In turn, Christians like Clement and (later) Origen had to combat these assaults, and they did so by appropriating and adapting the advanced philosophical thought of the time. The more ferocious the assaults, the deeper Christians ventured into the intellectual arena. Christian thought came of age.
That new intellectual sophistication revolutionized theological debate. Ever since New Testament times, authors had borrowed Greek and particularly Platonic ideas and language, but by the 190s such adaptation was essential to make sense such emerging questions as the nature of God, the personality of Christ, and the role he had played in making the world. At every stage too, Christians had to decide how, or if, their distinctive positions fitted into older Jewish schemes.
The range of ideas under discussion in this era was staggering. Depending on the thinker and the school of thought, we might hear that there were two Gods, and one created spirit and one matter; or that Christ was fully human in his body, but divine in his inner spirit; or perhaps that God occupied the body of the man Jesus at the moment of his baptism, and left it at the crucifixion.
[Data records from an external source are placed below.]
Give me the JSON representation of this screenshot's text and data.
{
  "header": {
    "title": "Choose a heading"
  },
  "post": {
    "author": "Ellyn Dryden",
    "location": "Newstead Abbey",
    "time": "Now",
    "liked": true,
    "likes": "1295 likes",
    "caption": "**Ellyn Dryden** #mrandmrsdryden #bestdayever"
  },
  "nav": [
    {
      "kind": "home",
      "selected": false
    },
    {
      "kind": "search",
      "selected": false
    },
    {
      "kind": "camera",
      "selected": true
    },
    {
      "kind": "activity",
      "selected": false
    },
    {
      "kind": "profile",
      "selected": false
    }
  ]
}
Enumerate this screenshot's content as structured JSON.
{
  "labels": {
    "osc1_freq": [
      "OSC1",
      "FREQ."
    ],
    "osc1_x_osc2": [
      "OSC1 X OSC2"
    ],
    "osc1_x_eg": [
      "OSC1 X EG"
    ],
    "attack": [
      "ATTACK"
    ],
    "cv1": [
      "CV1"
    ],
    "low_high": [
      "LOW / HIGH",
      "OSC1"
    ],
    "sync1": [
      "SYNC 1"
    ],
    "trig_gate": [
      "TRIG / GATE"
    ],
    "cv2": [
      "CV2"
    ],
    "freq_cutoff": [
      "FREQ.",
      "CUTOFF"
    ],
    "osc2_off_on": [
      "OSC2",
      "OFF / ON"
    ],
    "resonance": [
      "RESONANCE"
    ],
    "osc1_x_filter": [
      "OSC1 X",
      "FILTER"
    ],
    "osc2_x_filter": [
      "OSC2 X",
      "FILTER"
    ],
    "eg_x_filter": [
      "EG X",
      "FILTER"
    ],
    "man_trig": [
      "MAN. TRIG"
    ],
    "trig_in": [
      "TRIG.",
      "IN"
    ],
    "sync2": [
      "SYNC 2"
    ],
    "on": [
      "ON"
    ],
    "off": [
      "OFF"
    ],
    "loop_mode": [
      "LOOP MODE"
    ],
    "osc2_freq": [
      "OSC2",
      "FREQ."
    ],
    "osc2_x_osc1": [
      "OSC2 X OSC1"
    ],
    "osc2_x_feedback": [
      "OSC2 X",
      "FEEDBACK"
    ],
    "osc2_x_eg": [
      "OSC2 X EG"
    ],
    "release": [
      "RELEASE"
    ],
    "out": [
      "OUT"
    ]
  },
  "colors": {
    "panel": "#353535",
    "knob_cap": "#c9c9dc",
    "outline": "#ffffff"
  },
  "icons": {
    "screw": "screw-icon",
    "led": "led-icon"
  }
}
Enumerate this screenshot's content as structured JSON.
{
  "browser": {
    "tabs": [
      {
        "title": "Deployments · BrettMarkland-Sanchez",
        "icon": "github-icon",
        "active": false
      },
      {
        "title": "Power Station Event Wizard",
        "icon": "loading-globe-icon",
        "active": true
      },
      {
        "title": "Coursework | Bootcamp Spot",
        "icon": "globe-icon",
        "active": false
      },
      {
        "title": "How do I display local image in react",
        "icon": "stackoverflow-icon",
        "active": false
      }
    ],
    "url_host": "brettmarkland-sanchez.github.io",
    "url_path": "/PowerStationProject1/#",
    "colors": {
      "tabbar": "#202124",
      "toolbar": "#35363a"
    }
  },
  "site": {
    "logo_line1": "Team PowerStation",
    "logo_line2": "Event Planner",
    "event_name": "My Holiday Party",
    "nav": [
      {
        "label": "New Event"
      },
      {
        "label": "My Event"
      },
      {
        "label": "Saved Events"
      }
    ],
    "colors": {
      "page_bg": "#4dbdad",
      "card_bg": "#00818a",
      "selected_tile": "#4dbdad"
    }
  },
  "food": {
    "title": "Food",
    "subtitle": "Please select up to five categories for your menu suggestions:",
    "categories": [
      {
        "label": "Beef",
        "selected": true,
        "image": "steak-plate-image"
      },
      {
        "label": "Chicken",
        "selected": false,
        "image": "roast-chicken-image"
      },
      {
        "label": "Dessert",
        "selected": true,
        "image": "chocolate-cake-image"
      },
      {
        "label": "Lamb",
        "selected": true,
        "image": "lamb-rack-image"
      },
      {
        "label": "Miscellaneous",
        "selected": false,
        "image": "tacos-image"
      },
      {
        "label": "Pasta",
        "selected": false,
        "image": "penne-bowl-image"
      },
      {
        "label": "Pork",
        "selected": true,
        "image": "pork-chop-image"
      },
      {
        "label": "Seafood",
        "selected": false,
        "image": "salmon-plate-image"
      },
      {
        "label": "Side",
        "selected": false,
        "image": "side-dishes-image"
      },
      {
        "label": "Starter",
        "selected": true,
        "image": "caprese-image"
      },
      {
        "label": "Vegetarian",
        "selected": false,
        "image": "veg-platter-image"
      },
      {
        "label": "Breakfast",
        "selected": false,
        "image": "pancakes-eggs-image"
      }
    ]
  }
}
Around 200, one major division concerned so-called Monarchian thought, the idea that Father and Son were essentially the same, or else were forms of modes of one being. In this sense, we might even imagine God the father being crucified and dying on the cross, which later generations would consider as a grotesque theological absurdity.
These debates would continue for two centuries, but it was around 200 that Tertullian, above all, offered both the concepts that would become the building blocks of later theology, and the language. Tertullian was the first to frame the concept of “Trinity,” of what he daringly termed “three persons, one substance.” (tres personae, una substantia). Those terms – persons and substance – would have a very long afterlife.
Ever flexible, and ever quotable, Tertullian also offered a novel justification for his daring views, in this case on the Resurrection: certum est, quia impossibile: It is certain, because it is impossible.
The faith had come an inconceivably long way from the world of a few house churches under the ministry of fishermen and itinerant tent-makers. And it was no longer a fringe sect of Judaism.